The interesting "missing metric" for me is comment heat.

Rationale: I've occasionally made a polarising remark that appears to attract almost as many downvotes as upvotes. These remarks end up with maybe +3 karma after 24h of jiggling vigorously up & down but this doesn't represent the total number of votes.

With any aggregate measure, the distribution of values summarized may be as revealing as the value itself.


The feature they had before showed points for a specific post, not the total for the user.


User karma is visible to me if I visit the user's info page. Granted, I'm logged in.


I wish there was a way to 'tag' mods for questions like these.


What I'd like is a way to hide the user globally while still tracking locally. By that I mean not knowing who a commenter is across other pages but knowing they're the same person replying back to you.

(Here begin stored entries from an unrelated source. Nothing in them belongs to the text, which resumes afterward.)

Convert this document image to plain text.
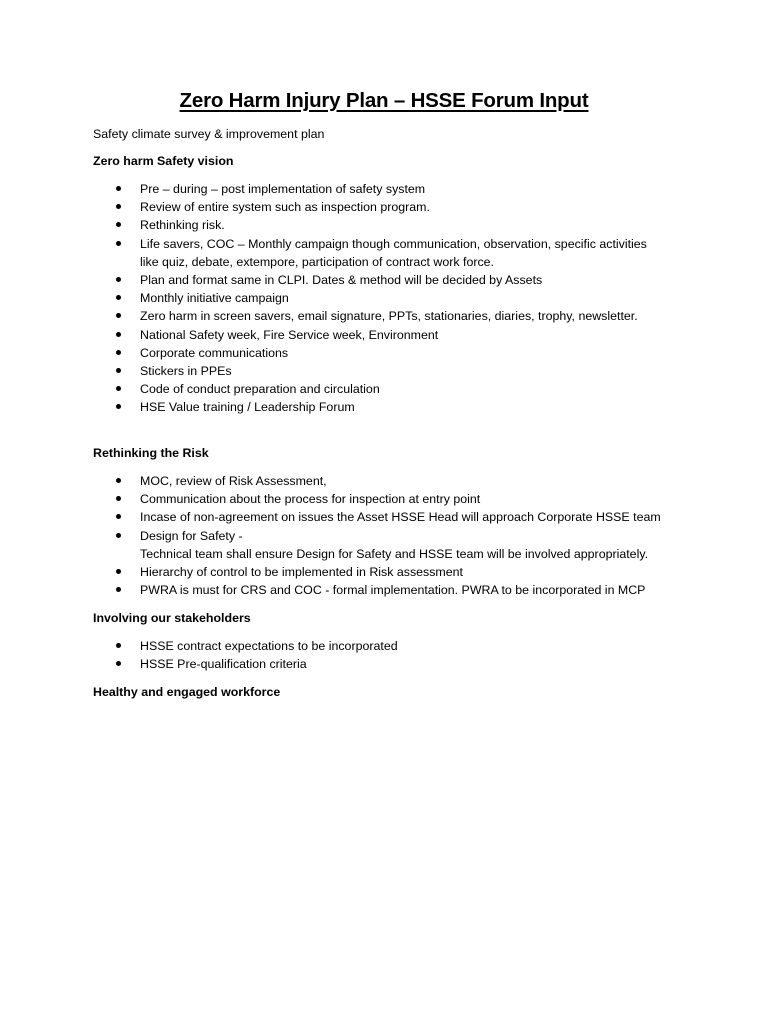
Zero Harm Injury Plan – HSSE Forum Input
Safety climate survey & improvement plan
Zero harm Safety vision
Pre – during – post implementation of safety system
Review of entire system such as inspection program.
Rethinking risk.
Life savers, COC – Monthly campaign though communication, observation, specific activities
like quiz, debate, extempore, participation of contract work force.
Plan and format same in CLPI. Dates & method will be decided by Assets
Monthly initiative campaign
Zero harm in screen savers, email signature, PPTs, stationaries, diaries, trophy, newsletter.
National Safety week, Fire Service week, Environment
Corporate communications
Stickers in PPEs
Code of conduct preparation and circulation
HSE Value training / Leadership Forum
Rethinking the Risk
MOC, review of Risk Assessment,
Communication about the process for inspection at entry point
Incase of non-agreement on issues the Asset HSSE Head will approach Corporate HSSE team
Design for Safety -
Technical team shall ensure Design for Safety and HSSE team will be involved appropriately.
Hierarchy of control to be implemented in Risk assessment
PWRA is must for CRS and COC - formal implementation. PWRA to be incorporated in MCP
Involving our stakeholders
HSSE contract expectations to be incorporated
HSSE Pre-qualification criteria
Healthy and engaged workforce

Something like HMAC(username, story_id) would work for this. It's be consistent on a given page, but not immediately apparent so people would either judge comments more on their quality or simply click the user more to see who it is. I'm curious to see which it'd be.

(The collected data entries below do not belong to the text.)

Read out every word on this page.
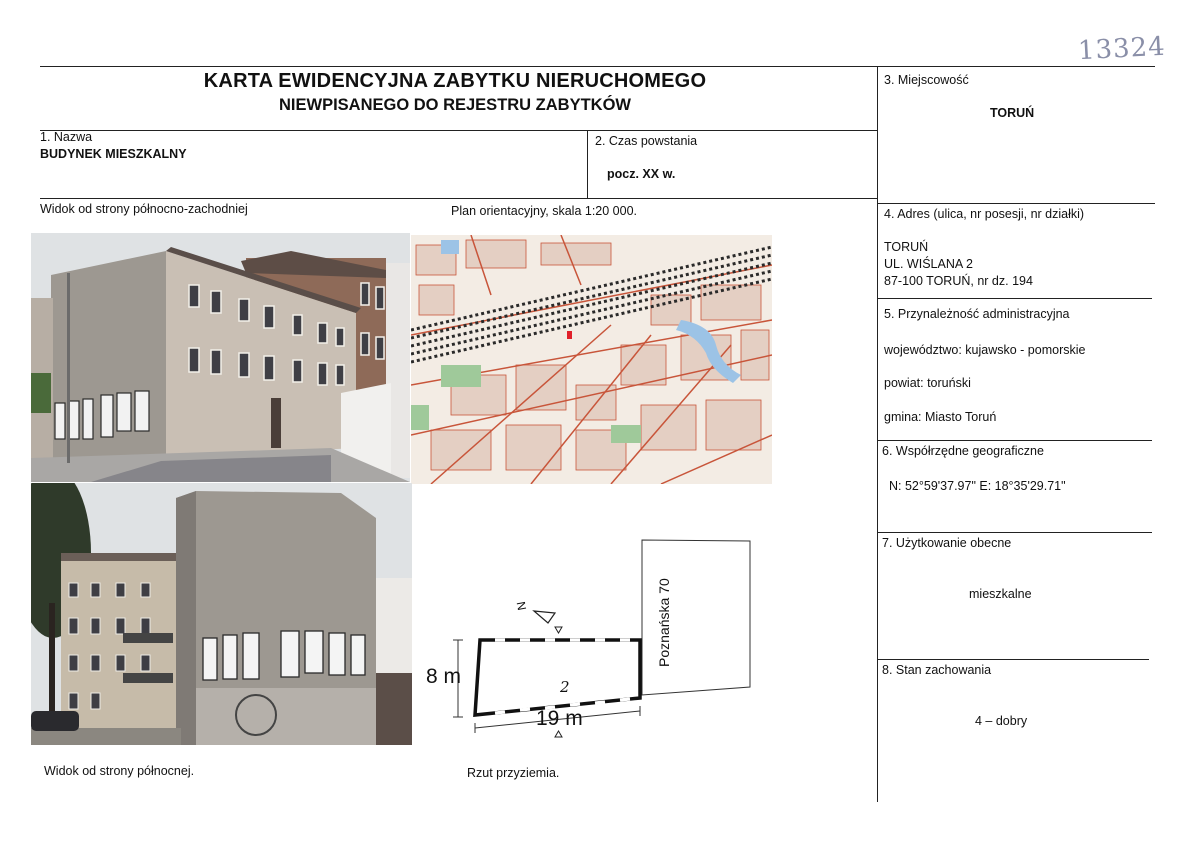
13324
KARTA EWIDENCYJNA ZABYTKU NIERUCHOMEGO
NIEWPISANEGO DO REJESTRU ZABYTKÓW
1. Nazwa
BUDYNEK MIESZKALNY
2. Czas powstania
pocz. XX w.
3. Miejscowość
TORUŃ
4. Adres (ulica, nr posesji, nr działki)
TORUŃ
UL. WIŚLANA 2
87-100 TORUŃ, nr dz. 194
5. Przynależność administracyjna
województwo: kujawsko - pomorskie
powiat: toruński
gmina: Miasto Toruń
6. Współrzędne geograficzne
N: 52°59'37.97" E: 18°35'29.71"
7. Użytkowanie obecne
mieszkalne
8. Stan zachowania
4 – dobry
Widok od strony północno-zachodniej	Plan orientacyjny, skala 1:20 000.
Widok od strony północnej.	Rzut przyziemia.
N
8 m
19 m
2
Poznańska 70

Note for the author if they're reading - Tampermonkey has a Safari release as well, and the script works as expected in Safari.


I'm not a fan of this. I like HN because we're all shown equally (unless you actively click on a profile link that is).

The only thing I'd like, as others have said is my own ability to highlight the names of users I think are interesting (to me) - much in the same way new users are green, maybe have my own personal list of users who are in, say, red.


It would be good to have a direct link to the source.